5 Haziran 2014 Perşembe

Sabahın seher vakti

Merhaba,

Bu yazının tek sebebi Çorlu'da işe gitmek için servis beklerken görmüş olduğum lise çağında bir kız. Daha doğrusu kızın kendisi değil; ama yürüyüşü. Bir insanın yürüyüşü bu kadar ciddiye almaya değer neler barındırıyor, diyen olabilir. Ama bence çok mana barındırıyor. Gördüğüm yürüyüşte birkaç saniye içerisinde kendi lise dönemime döndüm. Çünkü yürüyüşüm kıza çok benziyordu..

Nasıl bir yürüyüş? Bir dış gözlemci için cazibeden uzak, hiçbir çekiciliği olmayan, saflık ve enayilik arasında bir izlenim veren, adımlar hoplayıp zıplarcasına atıldığı için bol inişli çıkışlı bir yürüme tarzı. Mesela başka insanlara kendini beğendirme güdüsünden çok uzak. İnsanlara alımlı görünme isteği barındırmayan ve hayata karşı aşırı naif bir duruş sergileyen yürüyüş.

Önümden yürüyüp geçen o kıza bir anda bir enerji akımı olduğunu hissettim. Çünkü hayata karşı bu naif duruşu yüreğimde atıverdi. Aşırı iyi niyet hali. Kendi kendine acıyacak hale gelecek kadar. Hem de bu his kendinden utanmana, uzun zaman kendinle kavga edecek olsa da. İnsanların sana sadece çıkarları için yaklaştığını bilsen de "iyilik yap at denize; halik bilmezse malik bilir" pahasına gösterilen bir duruş.

Bir dönem çok hissettim. Amacım kendi iyi niyetimden bahsedip de böbürlenmek değil. Ne kadar da özlediğimi farkettim o saflığı, pazarlıksızlığı, öngörüsüzlüğü.. Kızı gördükten sonra içimden enerji dolup taştı. Gidip sarılmak, kucaklaşmak ve sonsuz bir sevgi ve şefkat göstermek geldi. Ama neden sonra içim karardı. Gençlik yıllarımın karanlık hatıraları geldi herhalde aklıma. Ah be kız diye geçti içimden. Başına neler gelecek. Ne oyunlar, yalanlar, palavralar, 40-hamle-sonrasını-hesaplamalı-davranışlar, çıkar oyunları, haysiyetsizlikler, duyarsızlıklar, insanlığından utandıran dedikodular, ihanetler, hiç beklemediğin anda arkandan vurulmalar, ama ben ne çok güvenmiştimler yaşayacaksın. Dünya başına yıkılacak belki de. Umarım hepsinin üstesinden gelecek kadar güçlüsündür. Ya da bu yeteneği kazanırsın inşallah. Yoksa işin gerçekten çok zor.

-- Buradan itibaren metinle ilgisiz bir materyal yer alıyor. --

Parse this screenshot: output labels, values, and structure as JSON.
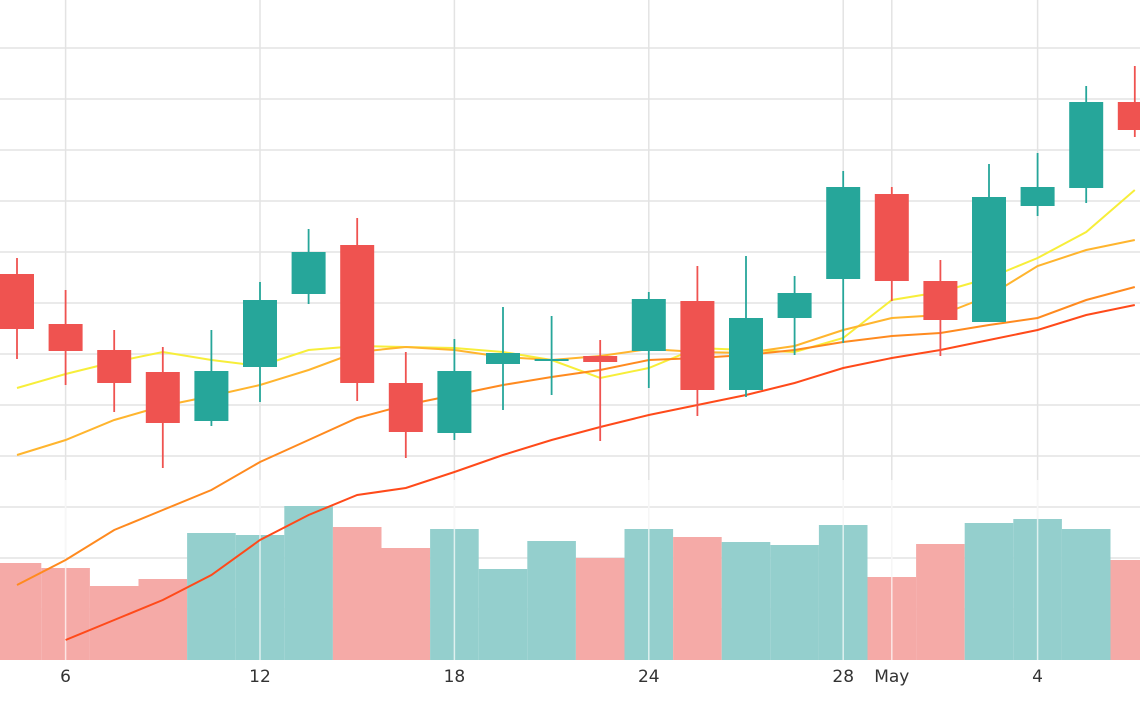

Belki de çözümü elini eteğini dünya işinden çekmekte bulacaksın. Ama bana sorarsan öyle yapma. Çünkü dünyanın senin gibi insanların çabalarına ihtiyacı var. Emek vermeden başarılamıyor hiçbir şey. Ve belki de hayatta bulduğun anlam "emek vermek" olacak. Eğer emek vermeye değer bulursan hayatı, duygularının peşinden yılmadan gidersen güzel bir kariyer olmayacak elbette. Şatafatlı ünvanların, çuvalla kazandığın paralar, ne yazık ki hürmet de getiren güç simgelerin olmayacak. Ama özünü kaybetmemiş olacaksın. O özün çok değerli olduğuna inananlardanım. Özünle aynı yoldan gidersen hayatın sana verdiği karşılık tertemiz bir onur ve vicdan olacak. Bir insan hayatta daha değerli ne ister ki..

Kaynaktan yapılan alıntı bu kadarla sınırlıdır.